Even a 2% water loss reduces physical and mental performance, which martial arts depend on. Without proper hydration:

  • Stamina, muscle strength, muscle power, and reflex time decrease.
  • Heart rate increases, and recovery time decreases during exercise.
  • Heat regulation becomes pathophysiological.
  • Cognitive functions such as attention, alertness, recall, and decision-making decline.
  • Fatigue sets in, and perceived exertion increases, hastening the onset of fatigue.
  • Lesser plasma volume diminishes the blood supply to the muscles.

Martial artists can avoid these decrements by consistently maintaining a balance of water intake and rehydration before, during, and after training sessions. Superior athletes pay extra attention to adequate water intake every day.

For all your protein and supplement needs, visit Genetic Nutrition!

Frequently Asked Questions

Q: How much water should a martial artist take before a session? A: Martial artists should consume 5-10 mL per kg of body weight in fluids, such as water and sports drinks, 2-3 hours before training.

Q: What happens if there is inadequate fluid replenishment during a sparring session? A: Inadequate fluid replenishment leads to early fatigue, slow reflexes, reduced mental acuity, high body temperature, decreased muscle strength and stamina, and poor technique.
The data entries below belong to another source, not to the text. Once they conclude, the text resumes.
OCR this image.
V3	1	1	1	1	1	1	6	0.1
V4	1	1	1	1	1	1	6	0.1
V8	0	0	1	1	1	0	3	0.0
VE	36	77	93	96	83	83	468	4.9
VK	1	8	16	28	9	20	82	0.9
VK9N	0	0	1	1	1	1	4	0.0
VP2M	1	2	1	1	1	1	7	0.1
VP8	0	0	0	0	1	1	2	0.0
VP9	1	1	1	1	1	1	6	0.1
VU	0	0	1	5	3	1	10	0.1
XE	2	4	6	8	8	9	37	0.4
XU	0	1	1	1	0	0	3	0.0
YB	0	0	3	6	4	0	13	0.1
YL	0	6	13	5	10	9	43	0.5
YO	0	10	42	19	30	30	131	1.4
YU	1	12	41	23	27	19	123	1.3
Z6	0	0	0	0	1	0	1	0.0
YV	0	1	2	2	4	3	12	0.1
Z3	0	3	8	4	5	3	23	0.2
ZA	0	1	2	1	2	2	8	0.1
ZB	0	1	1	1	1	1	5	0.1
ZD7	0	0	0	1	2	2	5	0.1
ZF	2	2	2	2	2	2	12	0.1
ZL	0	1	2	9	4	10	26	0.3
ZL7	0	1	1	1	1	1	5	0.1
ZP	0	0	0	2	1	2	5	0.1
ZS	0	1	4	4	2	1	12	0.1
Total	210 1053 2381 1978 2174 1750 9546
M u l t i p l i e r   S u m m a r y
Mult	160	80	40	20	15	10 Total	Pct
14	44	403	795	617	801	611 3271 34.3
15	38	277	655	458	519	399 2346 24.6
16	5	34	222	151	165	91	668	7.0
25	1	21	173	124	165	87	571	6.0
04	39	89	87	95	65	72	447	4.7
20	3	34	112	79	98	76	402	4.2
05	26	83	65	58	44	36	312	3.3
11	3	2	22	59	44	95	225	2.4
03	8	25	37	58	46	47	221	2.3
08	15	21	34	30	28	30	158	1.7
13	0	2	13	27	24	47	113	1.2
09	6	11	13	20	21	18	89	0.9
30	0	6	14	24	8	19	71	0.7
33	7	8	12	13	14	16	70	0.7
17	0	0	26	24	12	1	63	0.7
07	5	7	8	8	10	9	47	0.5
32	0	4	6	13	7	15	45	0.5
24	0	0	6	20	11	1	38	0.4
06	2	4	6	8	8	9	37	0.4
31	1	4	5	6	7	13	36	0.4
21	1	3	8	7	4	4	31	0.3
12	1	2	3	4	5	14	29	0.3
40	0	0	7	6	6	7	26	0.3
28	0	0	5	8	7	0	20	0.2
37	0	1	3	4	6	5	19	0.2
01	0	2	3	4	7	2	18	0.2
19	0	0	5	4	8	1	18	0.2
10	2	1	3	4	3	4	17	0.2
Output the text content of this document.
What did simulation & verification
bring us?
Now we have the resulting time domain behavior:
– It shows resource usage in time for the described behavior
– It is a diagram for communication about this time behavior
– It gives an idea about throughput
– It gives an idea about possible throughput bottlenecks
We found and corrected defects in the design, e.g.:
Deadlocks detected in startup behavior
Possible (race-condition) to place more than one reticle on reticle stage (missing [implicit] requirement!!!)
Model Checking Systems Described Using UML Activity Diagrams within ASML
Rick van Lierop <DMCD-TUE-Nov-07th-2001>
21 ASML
Q: What signs can a martial artist use to indicate that they are dehydrated? A: Signs of dehydration include increased thirst, dry skin, weak muscles, dizziness, dry mouth, headache, loss of appetite, tiredness, and frequent urination.

Q: Should martial artists avoid any beverages when rehydrating after exercising? A: Martial artists should avoid alcoholic and caffeinated drinks before and on the day of competitions, as they promote body water loss. Soda and juice should also be limited due to their high sugar content.